MCR, the New York-based hotel operator, has sold an 18-asset hotel portfolio for $407 million, the firm said Thursday.
MCR and its joint venture partner, an unnamed institutional investor, sold the 2,187-room portfolio of Hilton and Marriott-branded properties to American Hotel Income Properties, a Vancouver-based real estate investment trust. The partners purchased half of the properties in December 2010 for $136.1 million and the other half in December 2012 for $150 million, according to data provider Real Capital Analytics. The hotels were located across Maryland, New Jersey, New York, Connecticut and Pennsylvania. The portfolio’s average capitalization rate was 7.9 percent.
A spokesman for the firm declined further comment.

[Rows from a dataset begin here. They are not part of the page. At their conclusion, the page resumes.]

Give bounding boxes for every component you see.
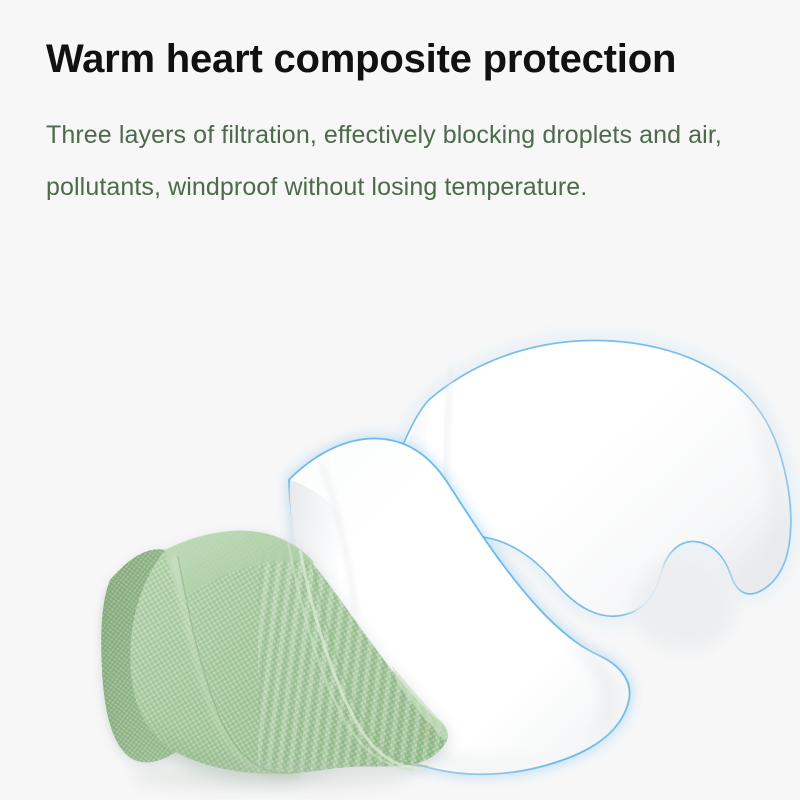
bottom-spacer: [0, 794, 800, 800]
page-subtitle: Three layers of filtration, effectively …: [46, 109, 766, 213]
green-contact-shadow: [130, 764, 410, 792]
mask-layers-illustration: [0, 250, 800, 800]
text-block: Warm heart composite protection Three la…: [46, 36, 766, 213]
page-title: Warm heart composite protection: [46, 36, 766, 83]
product-feature-banner: Warm heart composite protection Three la…: [0, 0, 800, 800]
product-image: [0, 250, 800, 800]
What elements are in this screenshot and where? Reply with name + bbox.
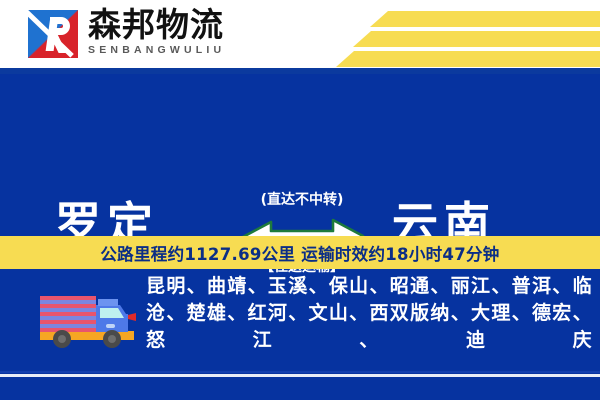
brand-name-en: SENBANGWULIU: [88, 43, 288, 57]
footer-rule-light: [0, 374, 600, 377]
header-diagonal-stripes: [300, 0, 600, 68]
distance-info-bar: 公路里程约1127.69公里 运输时效约18小时47分钟: [0, 236, 600, 269]
senbang-logo-icon: [28, 10, 78, 58]
footer-rule-blue: [0, 371, 600, 373]
coverage-section: 昆明、曲靖、玉溪、保山、昭通、丽江、普洱、临沧、楚雄、红河、文山、西双版纳、大理…: [0, 269, 600, 375]
header-bar: 森邦物流 SENBANGWULIU: [0, 0, 600, 68]
route-note-direct: (直达不中转): [228, 192, 376, 209]
brand-name-block: 森邦物流 SENBANGWULIU: [88, 7, 288, 61]
coverage-cities-text: 昆明、曲靖、玉溪、保山、昭通、丽江、普洱、临沧、楚雄、红河、文山、西双版纳、大理…: [146, 273, 592, 354]
brand-name-cn: 森邦物流: [88, 7, 288, 43]
logistics-route-poster: 森邦物流 SENBANGWULIU 罗定 (直达不中转) 【往返运输】 云南 公…: [0, 0, 600, 400]
delivery-truck-icon: [36, 287, 142, 349]
route-section: 罗定 (直达不中转) 【往返运输】 云南: [0, 74, 600, 236]
distance-info-text: 公路里程约1127.69公里 运输时效约18小时47分钟: [100, 241, 499, 265]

“The sale of this portfolio is a reflection of MCR’s investment thesis: to purchase premium branded select service and extended stay hotels, improve operations and sell opportunistically,” said Tyler Morse, MCR’s chief executive. “The strong returns generated by this disposition are a testament to the performance of our industry-leading brand partners, Marriott and Hilton, and to the strength of MCR’s hotel operations team.”

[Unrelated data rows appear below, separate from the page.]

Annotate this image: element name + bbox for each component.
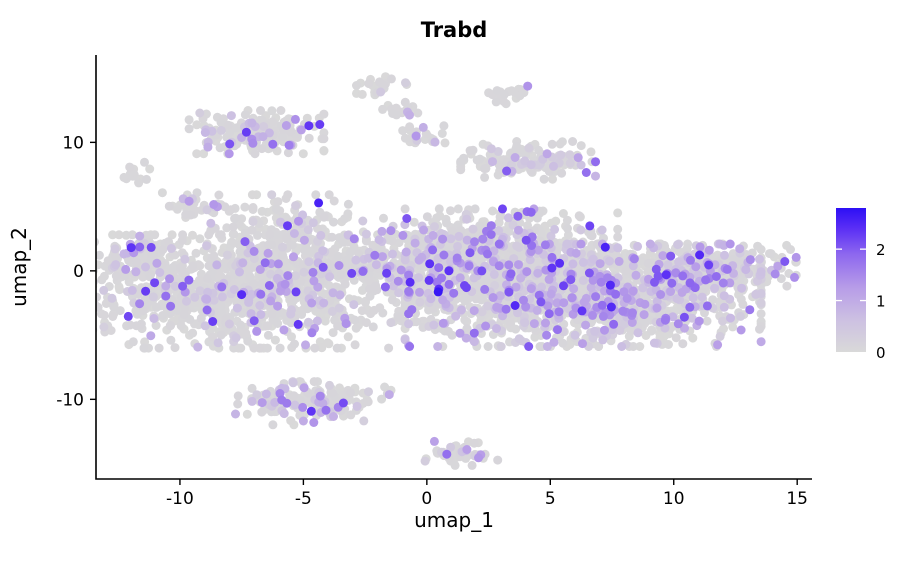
- scatter-point: [487, 221, 496, 230]
- scatter-point: [377, 227, 386, 236]
- scatter-point: [558, 339, 567, 348]
- scatter-point: [314, 198, 323, 207]
- scatter-point: [419, 123, 428, 132]
- scatter-point: [229, 223, 238, 232]
- scatter-point: [599, 312, 608, 321]
- scatter-point: [404, 309, 413, 318]
- scatter-point: [432, 213, 441, 222]
- scatter-point: [69, 325, 78, 334]
- scatter-point: [258, 207, 267, 216]
- scatter-point: [69, 290, 78, 299]
- scatter-point: [335, 261, 344, 270]
- scatter-point: [362, 230, 371, 239]
- scatter-point: [307, 328, 316, 337]
- scatter-point: [765, 249, 774, 258]
- scatter-point: [203, 143, 212, 152]
- scatter-point: [264, 249, 273, 258]
- scatter-point: [289, 378, 298, 387]
- scatter-point: [299, 268, 308, 277]
- scatter-point: [247, 119, 256, 128]
- scatter-point: [492, 97, 501, 106]
- scatter-point: [512, 242, 521, 251]
- scatter-point: [496, 213, 505, 222]
- scatter-point: [292, 287, 301, 296]
- scatter-point: [319, 110, 328, 119]
- scatter-point: [267, 106, 276, 115]
- scatter-point: [217, 126, 226, 135]
- scatter-point: [695, 251, 704, 260]
- scatter-point: [364, 79, 373, 88]
- scatter-point: [140, 158, 149, 167]
- scatter-point: [282, 194, 291, 203]
- scatter-point: [527, 208, 536, 217]
- scatter-point: [120, 173, 129, 182]
- scatter-point: [158, 245, 167, 254]
- scatter-point: [703, 317, 712, 326]
- scatter-point: [344, 332, 353, 341]
- scatter-point: [780, 257, 789, 266]
- scatter-point: [358, 217, 367, 226]
- scatter-point: [413, 109, 422, 118]
- scatter-point: [658, 251, 667, 260]
- x-tick-label: -5: [295, 489, 312, 509]
- scatter-point: [366, 309, 375, 318]
- scatter-point: [257, 408, 266, 417]
- scatter-point: [299, 149, 308, 158]
- scatter-point: [278, 243, 287, 252]
- scatter-point: [646, 240, 655, 249]
- scatter-point: [140, 344, 149, 353]
- scatter-point: [141, 263, 150, 272]
- scatter-point: [329, 218, 338, 227]
- scatter-point: [578, 339, 587, 348]
- scatter-point: [757, 299, 766, 308]
- scatter-point: [76, 283, 85, 292]
- scatter-point: [555, 259, 564, 268]
- scatter-point: [304, 121, 313, 130]
- scatter-point: [522, 236, 531, 245]
- scatter-point: [358, 306, 367, 315]
- scatter-point: [241, 329, 250, 338]
- scatter-point: [259, 132, 268, 141]
- scatter-point: [209, 251, 218, 260]
- x-tick-label: 0: [421, 489, 432, 509]
- scatter-point: [557, 169, 566, 178]
- scatter-point: [279, 325, 288, 334]
- scatter-point: [696, 242, 705, 251]
- scatter-point: [283, 271, 292, 280]
- scatter-point: [165, 274, 174, 283]
- scatter-point: [375, 235, 384, 244]
- scatter-point: [266, 230, 275, 239]
- scatter-point: [574, 153, 583, 162]
- y-tick-label: 10: [62, 133, 84, 153]
- scatter-point: [576, 226, 585, 235]
- scatter-point: [514, 226, 523, 235]
- scatter-point: [255, 301, 264, 310]
- scatter-point: [613, 232, 622, 241]
- scatter-point: [504, 260, 513, 269]
- scatter-point: [666, 287, 675, 296]
- scatter-point: [559, 281, 568, 290]
- scatter-point: [325, 190, 334, 199]
- scatter-point: [282, 233, 291, 242]
- scatter-point: [568, 137, 577, 146]
- scatter-point: [385, 390, 394, 399]
- scatter-point: [370, 251, 379, 260]
- scatter-point: [352, 81, 361, 90]
- scatter-point: [556, 140, 565, 149]
- scatter-point: [204, 261, 213, 270]
- scatter-point: [579, 258, 588, 267]
- scatter-point: [142, 175, 151, 184]
- scatter-point: [579, 276, 588, 285]
- scatter-point: [442, 219, 451, 228]
- scatter-point: [719, 279, 728, 288]
- scatter-point: [75, 304, 84, 313]
- scatter-point: [300, 236, 309, 245]
- scatter-point: [237, 290, 246, 299]
- scatter-point: [341, 280, 350, 289]
- scatter-point: [536, 297, 545, 306]
- scatter-point: [786, 245, 795, 254]
- scatter-point: [379, 214, 388, 223]
- scatter-point: [349, 300, 358, 309]
- scatter-point: [309, 218, 318, 227]
- scatter-point: [437, 274, 446, 283]
- scatter-point: [540, 175, 549, 184]
- scatter-point: [333, 321, 342, 330]
- scatter-point: [465, 261, 474, 270]
- scatter-point: [474, 453, 483, 462]
- scatter-point: [69, 245, 78, 254]
- scatter-point: [128, 286, 137, 295]
- scatter-point: [441, 138, 450, 147]
- scatter-point: [243, 410, 252, 419]
- scatter-point: [755, 255, 764, 264]
- scatter-point: [256, 290, 265, 299]
- scatter-point: [782, 282, 791, 291]
- scatter-point: [69, 322, 78, 331]
- scatter-point: [548, 175, 557, 184]
- scatter-point: [575, 211, 584, 220]
- scatter-point: [647, 327, 656, 336]
- scatter-point: [790, 273, 799, 282]
- scatter-point: [577, 141, 586, 150]
- scatter-point: [628, 308, 637, 317]
- scatter-point: [582, 168, 591, 177]
- scatter-point: [241, 237, 250, 246]
- scatter-point: [549, 162, 558, 171]
- y-tick-label: -10: [56, 390, 84, 410]
- scatter-point: [111, 260, 120, 269]
- scatter-point: [562, 240, 571, 249]
- scatter-point: [388, 250, 397, 259]
- scatter-point: [230, 214, 239, 223]
- scatter-point: [401, 256, 410, 265]
- scatter-point: [401, 78, 410, 87]
- scatter-point: [108, 312, 117, 321]
- scatter-point: [291, 201, 300, 210]
- scatter-point: [307, 407, 316, 416]
- scatter-point: [378, 309, 387, 318]
- scatter-point: [69, 283, 78, 292]
- scatter-point: [462, 215, 471, 224]
- scatter-point: [559, 298, 568, 307]
- scatter-point: [522, 267, 531, 276]
- scatter-point: [85, 295, 94, 304]
- scatter-point: [480, 285, 489, 294]
- scatter-point: [225, 149, 234, 158]
- scatter-point: [217, 230, 226, 239]
- scatter-point: [319, 134, 328, 143]
- scatter-point: [632, 271, 641, 280]
- scatter-point: [265, 281, 274, 290]
- scatter-point: [280, 409, 289, 418]
- scatter-point: [99, 286, 108, 295]
- scatter-point: [605, 257, 614, 266]
- scatter-point: [351, 340, 360, 349]
- scatter-point: [386, 318, 395, 327]
- scatter-point: [353, 402, 362, 411]
- scatter-point: [480, 173, 489, 182]
- scatter-point: [386, 226, 395, 235]
- scatter-point: [283, 221, 292, 230]
- scatter-point: [571, 331, 580, 340]
- scatter-point: [85, 261, 94, 270]
- scatter-point: [541, 319, 550, 328]
- scatter-point: [568, 293, 577, 302]
- scatter-point: [189, 261, 198, 270]
- scatter-point: [607, 303, 616, 312]
- scatter-point: [309, 418, 318, 427]
- scatter-point: [158, 188, 167, 197]
- scatter-point: [704, 261, 713, 270]
- scatter-point: [397, 266, 406, 275]
- scatter-point: [405, 342, 414, 351]
- scatter-point: [149, 292, 158, 301]
- scatter-point: [511, 145, 520, 154]
- scatter-point: [319, 299, 328, 308]
- scatter-point: [401, 204, 410, 213]
- scatter-point: [311, 190, 320, 199]
- scatter-point: [216, 143, 225, 152]
- scatter-point: [495, 261, 504, 270]
- scatter-point: [264, 331, 273, 340]
- scatter-point: [84, 281, 93, 290]
- scatter-point: [297, 125, 306, 134]
- scatter-point: [121, 265, 130, 274]
- scatter-point: [713, 340, 722, 349]
- scatter-point: [99, 323, 108, 332]
- scatter-point: [429, 321, 438, 330]
- scatter-point: [294, 217, 303, 226]
- scatter-point: [548, 253, 557, 262]
- scatter-point: [135, 243, 144, 252]
- scatter-point: [615, 257, 624, 266]
- scatter-point: [429, 231, 438, 240]
- scatter-point: [477, 266, 486, 275]
- scatter-point: [315, 120, 324, 129]
- scatter-point: [382, 269, 391, 278]
- scatter-point: [533, 269, 542, 278]
- scatter-point: [553, 325, 562, 334]
- scatter-point: [644, 259, 653, 268]
- scatter-point: [69, 307, 78, 316]
- scatter-point: [533, 306, 542, 315]
- scatter-point: [201, 128, 210, 137]
- scatter-point: [460, 316, 469, 325]
- scatter-point: [72, 251, 81, 260]
- scatter-point: [195, 234, 204, 243]
- scatter-point: [421, 457, 430, 466]
- scatter-point: [664, 260, 673, 269]
- scatter-point: [415, 288, 424, 297]
- scatter-point: [667, 279, 676, 288]
- scatter-point: [249, 217, 258, 226]
- scatter-point: [430, 222, 439, 231]
- scatter-point: [206, 219, 215, 228]
- scatter-point: [100, 272, 109, 281]
- scatter-point: [674, 319, 683, 328]
- scatter-point: [550, 338, 559, 347]
- y-axis-label: umap_2: [7, 227, 31, 307]
- scatter-point: [563, 224, 572, 233]
- scatter-point: [276, 344, 285, 353]
- scatter-point: [588, 311, 597, 320]
- scatter-point: [406, 278, 415, 287]
- scatter-point: [152, 259, 161, 268]
- scatter-point: [745, 305, 754, 314]
- scatter-point: [335, 304, 344, 313]
- scatter-point: [197, 314, 206, 323]
- scatter-point: [218, 292, 227, 301]
- scatter-point: [346, 388, 355, 397]
- scatter-point: [623, 294, 632, 303]
- scatter-point: [281, 280, 290, 289]
- scatter-point: [79, 319, 88, 328]
- scatter-point: [180, 255, 189, 264]
- scatter-point: [238, 258, 247, 267]
- scatter-point: [490, 270, 499, 279]
- scatter-point: [384, 344, 393, 353]
- scatter-point: [185, 197, 194, 206]
- scatter-point: [90, 237, 99, 246]
- scatter-point: [598, 335, 607, 344]
- scatter-point: [419, 226, 428, 235]
- plot-canvas: -10-5051015 -10010 umap_1 umap_2 Trabd 0…: [0, 0, 911, 562]
- y-tick-label: 0: [73, 262, 84, 282]
- scatter-point: [158, 311, 167, 320]
- scatter-point: [358, 267, 367, 276]
- scatter-point: [662, 270, 671, 279]
- scatter-point: [439, 319, 448, 328]
- scatter-point: [757, 337, 766, 346]
- scatter-point: [242, 128, 251, 137]
- scatter-point: [248, 190, 257, 199]
- scatter-point: [344, 200, 353, 209]
- scatter-point: [502, 305, 511, 314]
- scatter-point: [381, 283, 390, 292]
- scatter-point: [661, 316, 670, 325]
- x-tick-label: -10: [166, 489, 194, 509]
- scatter-point: [236, 321, 245, 330]
- scatter-point: [301, 340, 310, 349]
- scatter-point: [274, 259, 283, 268]
- scatter-point: [456, 273, 465, 282]
- scatter-point: [328, 233, 337, 242]
- scatter-point: [470, 306, 479, 315]
- scatter-point: [268, 309, 277, 318]
- scatter-point: [444, 327, 453, 336]
- scatter-point: [401, 134, 410, 143]
- scatter-point: [267, 190, 276, 199]
- scatter-point: [609, 320, 618, 329]
- scatter-point: [182, 297, 191, 306]
- scatter-point: [484, 342, 493, 351]
- scatter-point: [310, 377, 319, 386]
- colorbar: 012: [836, 208, 886, 362]
- scatter-point: [716, 332, 725, 341]
- scatter-point: [411, 239, 420, 248]
- scatter-point: [524, 342, 533, 351]
- scatter-point: [630, 254, 639, 263]
- scatter-point: [511, 153, 520, 162]
- scatter-point: [282, 121, 291, 130]
- scatter-point: [502, 167, 511, 176]
- scatter-point: [256, 310, 265, 319]
- scatter-point: [566, 275, 575, 284]
- colorbar-tick-label: 1: [876, 293, 886, 311]
- scatter-point: [629, 287, 638, 296]
- scatter-point: [131, 267, 140, 276]
- scatter-point: [519, 296, 528, 305]
- scatter-point: [150, 278, 159, 287]
- scatter-point: [653, 304, 662, 313]
- scatter-point: [69, 315, 78, 324]
- scatter-point: [613, 243, 622, 252]
- scatter-point: [481, 322, 490, 331]
- scatter-point: [598, 226, 607, 235]
- scatter-point: [193, 343, 202, 352]
- scatter-point: [161, 292, 170, 301]
- scatter-point: [428, 245, 437, 254]
- scatter-point: [515, 91, 524, 100]
- scatter-point: [214, 338, 223, 347]
- scatter-point: [214, 191, 223, 200]
- scatter-point: [710, 284, 719, 293]
- scatter-point: [347, 269, 356, 278]
- scatter-point: [442, 450, 451, 459]
- scatter-point: [155, 344, 164, 353]
- scatter-point: [185, 115, 194, 124]
- scatter-point: [572, 249, 581, 258]
- scatter-point: [563, 216, 572, 225]
- scatter-point: [425, 259, 434, 268]
- scatter-point: [334, 252, 343, 261]
- scatter-point: [209, 200, 218, 209]
- scatter-point: [678, 339, 687, 348]
- scatter-point: [504, 213, 513, 222]
- scatter-point: [481, 164, 490, 173]
- scatter-point: [598, 301, 607, 310]
- scatter-point: [547, 290, 556, 299]
- scatter-point: [135, 299, 144, 308]
- scatter-point: [618, 307, 627, 316]
- scatter-point: [147, 243, 156, 252]
- scatter-point: [705, 246, 714, 255]
- scatter-point: [446, 234, 455, 243]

In November, MCR launched its first commingled real estate fund, seeking $300 million to purchase hotels in secondary and tertiary markets, PERE previously reported. Morse said he expected the investor base for MCR Hospitality Fund to comprise both returning and new investors that include a mix of foundations, endowments, pension funds and high-net-worth individuals.
The firm, which was founded in 2006, previously raised capital on a deal-by-deal basis, but is pursuing a commingled structure to diversify investors’ risk and to streamline deal execution.
The company manages $2 billion in assets, according to its website.